Eat.Enjoy.Live.: Vanished Valley Brewing – the little brewery with big aspirations

4/6/2017 | Chris Maza
chrism@thereminder.com

Category: April 2017

Vanished Valley Brewing Co. owners Mike Rodrigues and Josh Britton.
Reminder Publications photo by Chris Maza

In a tiny space behind Europa Black Rock Bar & Grill in Ludlow, big things are happening.

Into what looks like a small storage shed that once served as the chef’s quarters when the restaurant was an inn, Josh Britton and Mike Rodrigues have crammed an entire brewery.

“We tore it down and built it back up from the ground up and then crammed a bunch of stuff into it,” Britton said with a smile.

But don’t let the operation’s diminutive nature fool you. The two have grandiose plans.

“If we can produce what I think we can produce out of here in a given year, we’ll go well above and beyond what the industry standard is for this kind of square footage. I’d like to get to 700 barrels in a year. That’s still small, but given our size and our capacity, that’s a lot of beer,” Britton said.

A year and a half ago, Britton, who had been home brewing under the name Footbridge Brewing, and Rodrigues, the owner of Europa, were introduced through a mutual friend, hit it off and Vanished Valley Brewing was born.

“I had been looking to start a project for a year or two and lo and behold, Mike had been looking to do a project as well,” Britton said. “We chatted and he loves to brew and I love to brew. When we initially met, it was kind of eerie just how spot-on our vision of what we saw from start to the pie in the sky was. Immediately I knew we had to make this work.”

From there they formulated a plan and set it in motion, applying for licensing in February 2016 as they began building a brewery out of the old shed-like structure.

“We tore the whole thing down basically except for one wall,” Rodrigues said. “Everything in here is brand new.”

In addition to building a space, the two were also building their beer and perfecting recipes.
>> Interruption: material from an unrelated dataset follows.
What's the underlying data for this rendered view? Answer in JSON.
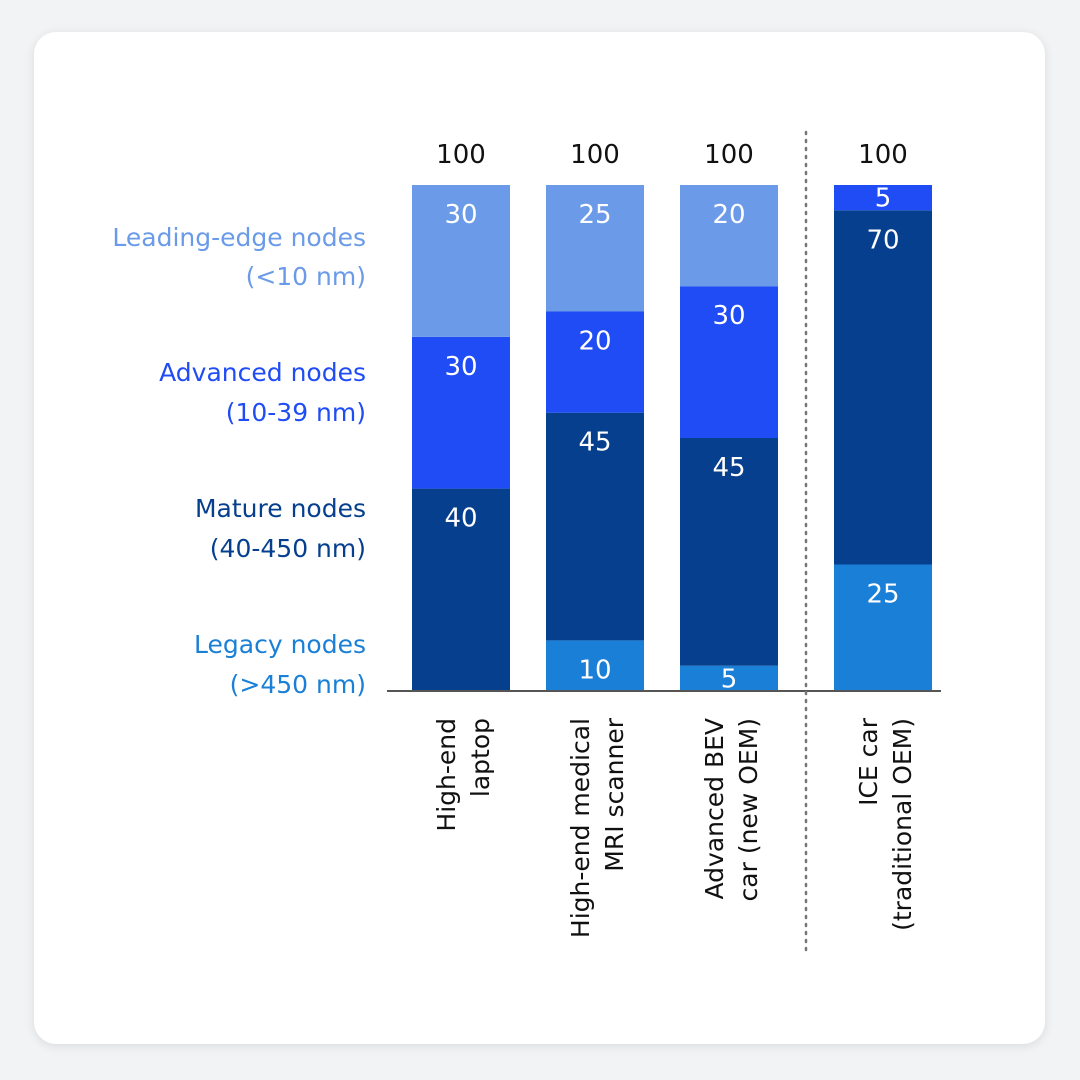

“We’ve been brewing in our garages – either his or mine – and brewing and drinking and brewing and drinking and all that good stuff,” Britton explained. “We’ve been tinkering with certain recipes and most of them are pretty much done.”

By October 2016, they had received their federal licensure, but it wasn’t until January that they were approved by the state, which Britton admitted put them behind their original schedule. “That takes forever,” Britton said of the licensing process. “You’re sitting here and this stuff isn’t cheap. You’re sitting on money.  It’s a huge investment, so we’re really excited to be getting out there. We can’t get it out there quick enough because we’re behind schedule on where we thought we would be, but we don’t want to rush it either, obviously. We want to do it the right way.”

Rodrigues said the company now plans on a full launch of its products in April.

In the meantime, they have put some of their beer on tap at Europa to a strong response.

“We started doing one tap handle at the restaurant and it just flew,” Britton said. “It’s been fun and between our work ethic and Mike’s experience in the culinary industry and both our passion, we think we’ve got a good thing going.”

The first beer to be introduced at the restaurant was Pomona, an IPA “jam-packed with Citra” hops, according to Britton.

“It’s our take on the New England IPA, which everyone loves nowadays, including us,” he said.

Vanished Valley will also feature another New England-style IPA called Watershed, which includes generous amounts of Mosaic and Simcoe hops. A pale ale called Take Flight is appropriately named as it features a sizeable helping of Falconer’s Flight hops with some Simcoe. For the newcomer to craft beer, Britton suggests the Gon’ Fishin’ Kolsch.

“Gon’ Fishin’ is really light, crisp, easy-going, 5 percent ABV (alcohol by volume),” he said. “It’s our take on not only the style, but we wanted to make an offering to those who are not those huge hopheads, but are thinking about the craft industry. It’s more or less a bridge for those who are hesitant.”

On the darker side, Vanished Valley will offer Lost Town, a chocolate milk stout flavored with cocoa nibs and Madagascar vanilla beans.

“Mike roasts the nibs at a certain temperature for a certain amount of time to give us the notes we want on them,” Britton said. “That one takes a little bit longer to come out. We don’t like rushing that, but it should be available in April.”

Other beers will be developed as time goes on, he added.

“We’re certainly going to branch off into other styles and our creative juices are always flowing,” he said.

If you think you’ve noticed a theme in the names of the products, you’d be right. Most of the names, including the company’s brand, are a hat tip to the Quabbin Reservoir.

“Vanished Valley was a take on the Quabbin area where we like to spend a lot of time during the spring and summer,” Rodriguez explained. “I spent a lot of time in my youth and even now with my kids around there hiking and biking and I enjoy that area a lot, so this is something to recognize not only the area, but the people who gave up their land and houses for other people’s benefit.”

Vanished Valley has become available in  on draft various bars and restaurants in the Springfield, Amherst and Northampton area as well as Europa and in limited supply in retail stores. Once the official launch takes place, the company will offer growler fills on site. Britton also said they would eventually like to branch into canning.